While countries attempt to protect their vulnerable populations and limit the death toll as best they can, China has launched a vigorous and calculated disinformation campaign amidst the ongoing worldwide COVID-19 crisis. The global pandemic would not have spread as quickly or as far as it has if the Chinese government accurately reported on the virus and properly handled the onset of the crisis. One study has shown that if China intervened even three weeks earlier, cases could have been reduced by as much as 95 percent, and the global spread of the virus would be a fraction of the current size. Instead, the Chinese government has promoted irregular reporting on the virus’s impact domestically, resulting in a lack of accurate statistics and information for researchers and officials outside of China. As a result, the international community’s readiness for this latest security issue has been weakened, and China’s population remains at risk.
Evidence indicates that the virus originated in bats and was and could have transferred to a pangolin carrier via a wet market – a marketplace selling live animals of different species considered to be a perfect breeding ground for viruses to spread from carrier animals to human hosts. However, in recent weeks, China’s Ministry of Foreign Affairs has propagated the idea that rather than the virus originating in Wuhan, China — as is the general scientific consensus — the virus was actually brought to China by the U.S. Army in October 2019. If this were true, though, the COVID-19 timeline would likely trace the earliest transmissions of the virus back to the U.S. military presence in China or the United States. Other conspirators have theorized that the virus deployed from a Wuhan biological research facility and may have been a consequence of a biological weapons program, but analysis of the COVID-19 genome supports the fact that the virus originated naturally.
Despite this, Chinese officials began laying the groundwork for this conspiracy by casting doubts on the virus’s association to a Wuhan wet market, mainstreaming dubious claims rampant on Chinese social media, and building upon the case that the virus was imported to China. Other states, such as Iran, Russia, and North Korea, have since echoed China’s claims, sowing further distrust and chaos.
Among its latest attempts to control the narrative, China revoked reporting privileges for journalists from The New York Times, The Washington Post, and the Wall Street Journal with a deadline for media passes to be returned to the Chinese government within 10 days of the decree. Further, Chinese officials are requiring journalists from these papers, along with Time and Voice of America, to relinquish any reports regarding COVID-19 to the Chinese government. China has resorted to these steps after initially blundering its early response, censoring medical experts in Wuhan and slow-rolling international assistance for weeks.
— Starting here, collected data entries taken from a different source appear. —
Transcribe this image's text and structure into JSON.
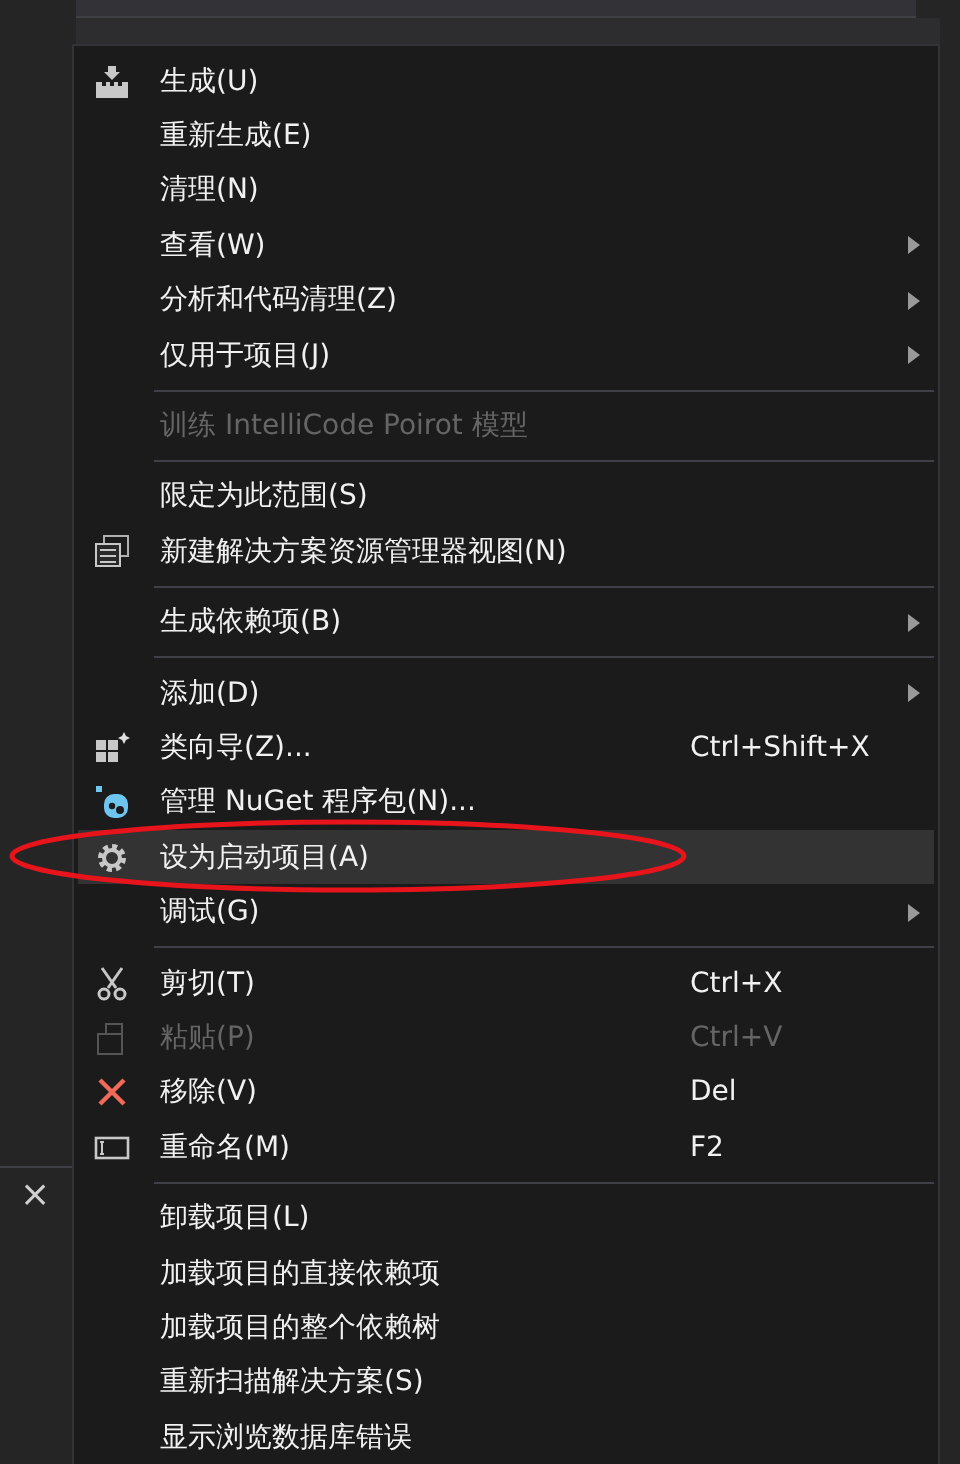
{
  "pane": {
    "close": "×"
  },
  "menu": {
    "groups": [
      {
        "items": [
          {
            "kind": "build",
            "label": "生成(U)",
            "disabled": false,
            "selected": false,
            "submenu": false
          },
          {
            "kind": "plain",
            "label": "重新生成(E)",
            "disabled": false,
            "selected": false,
            "submenu": false
          },
          {
            "kind": "plain",
            "label": "清理(N)",
            "disabled": false,
            "selected": false,
            "submenu": false
          },
          {
            "kind": "plain",
            "label": "查看(W)",
            "disabled": false,
            "selected": false,
            "submenu": true
          },
          {
            "kind": "plain",
            "label": "分析和代码清理(Z)",
            "disabled": false,
            "selected": false,
            "submenu": true
          },
          {
            "kind": "plain",
            "label": "仅用于项目(J)",
            "disabled": false,
            "selected": false,
            "submenu": true
          }
        ]
      },
      {
        "items": [
          {
            "kind": "plain",
            "label": "训练 IntelliCode Poirot 模型",
            "disabled": true,
            "selected": false,
            "submenu": false
          }
        ]
      },
      {
        "items": [
          {
            "kind": "plain",
            "label": "限定为此范围(S)",
            "disabled": false,
            "selected": false,
            "submenu": false
          },
          {
            "kind": "view",
            "label": "新建解决方案资源管理器视图(N)",
            "disabled": false,
            "selected": false,
            "submenu": false
          }
        ]
      },
      {
        "items": [
          {
            "kind": "plain",
            "label": "生成依赖项(B)",
            "disabled": false,
            "selected": false,
            "submenu": true
          }
        ]
      },
      {
        "items": [
          {
            "kind": "plain",
            "label": "添加(D)",
            "disabled": false,
            "selected": false,
            "submenu": true
          },
          {
            "kind": "class",
            "label": "类向导(Z)...",
            "shortcut": "Ctrl+Shift+X",
            "disabled": false,
            "selected": false,
            "submenu": false
          },
          {
            "kind": "nuget",
            "label": "管理 NuGet 程序包(N)...",
            "disabled": false,
            "selected": false,
            "submenu": false
          },
          {
            "kind": "gear",
            "label": "设为启动项目(A)",
            "disabled": false,
            "selected": true,
            "submenu": false
          },
          {
            "kind": "plain",
            "label": "调试(G)",
            "disabled": false,
            "selected": false,
            "submenu": true
          }
        ]
      },
      {
        "items": [
          {
            "kind": "cut",
            "label": "剪切(T)",
            "shortcut": "Ctrl+X",
            "disabled": false,
            "selected": false,
            "submenu": false
          },
          {
            "kind": "paste",
            "label": "粘贴(P)",
            "shortcut": "Ctrl+V",
            "disabled": true,
            "selected": false,
            "submenu": false
          },
          {
            "kind": "remove",
            "label": "移除(V)",
            "shortcut": "Del",
            "disabled": false,
            "selected": false,
            "submenu": false
          },
          {
            "kind": "rename",
            "label": "重命名(M)",
            "shortcut": "F2",
            "disabled": false,
            "selected": false,
            "submenu": false
          }
        ]
      },
      {
        "items": [
          {
            "kind": "plain",
            "label": "卸载项目(L)",
            "disabled": false,
            "selected": false,
            "submenu": false
          },
          {
            "kind": "plain",
            "label": "加载项目的直接依赖项",
            "disabled": false,
            "selected": false,
            "submenu": false
          },
          {
            "kind": "plain",
            "label": "加载项目的整个依赖树",
            "disabled": false,
            "selected": false,
            "submenu": false
          },
          {
            "kind": "plain",
            "label": "重新扫描解决方案(S)",
            "disabled": false,
            "selected": false,
            "submenu": false
          },
          {
            "kind": "plain",
            "label": "显示浏览数据库错误",
            "disabled": false,
            "selected": false,
            "submenu": false
          }
        ]
      }
    ]
  }
}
While China claims to now be ahead of COVID-19, much of the reporting on China’s statistics and figures needs to be taken with a grain of salt. China has displayed irresponsible inaction in the early stages of the virus, shown inconsistent and inaccurate reporting throughout the pandemic, and has even attempted a narrative change regarding the origins of the virus. At this point, states must rely on the available data from domestic cases and on trusted international institutions, like the World Health Organization. Italy and Spain are among the most severely affected, and the US is preparing for an exponential growth of cases in the coming weeks. As the first state to see the crisis evolve, China had a responsibility to the international system’s security and ultimately chose not to act or cooperate. The international community must currently focus on combating the virus; however, a blind eye cannot be turned to China’s role. China ultimately should be held responsible for its handling of the crisis by international condemnation or sanctions from countries like the United States and international organizations like the United Nations.
Ayah Abdul-Samad is a second-year graduate student in the International Security program at the Schar School of Policy and Government. She has a BA in International Affairs from Marquette University, with a concentration in Third World Studies and a minor in Arabic Studies. She has previously worked with the Syrian American Council in Chicago, and is currently a Global Intelligence Analyst with the World Bank. Ayah’s main research interests focus on Middle East security issues and CBRN proliferation in similar areas.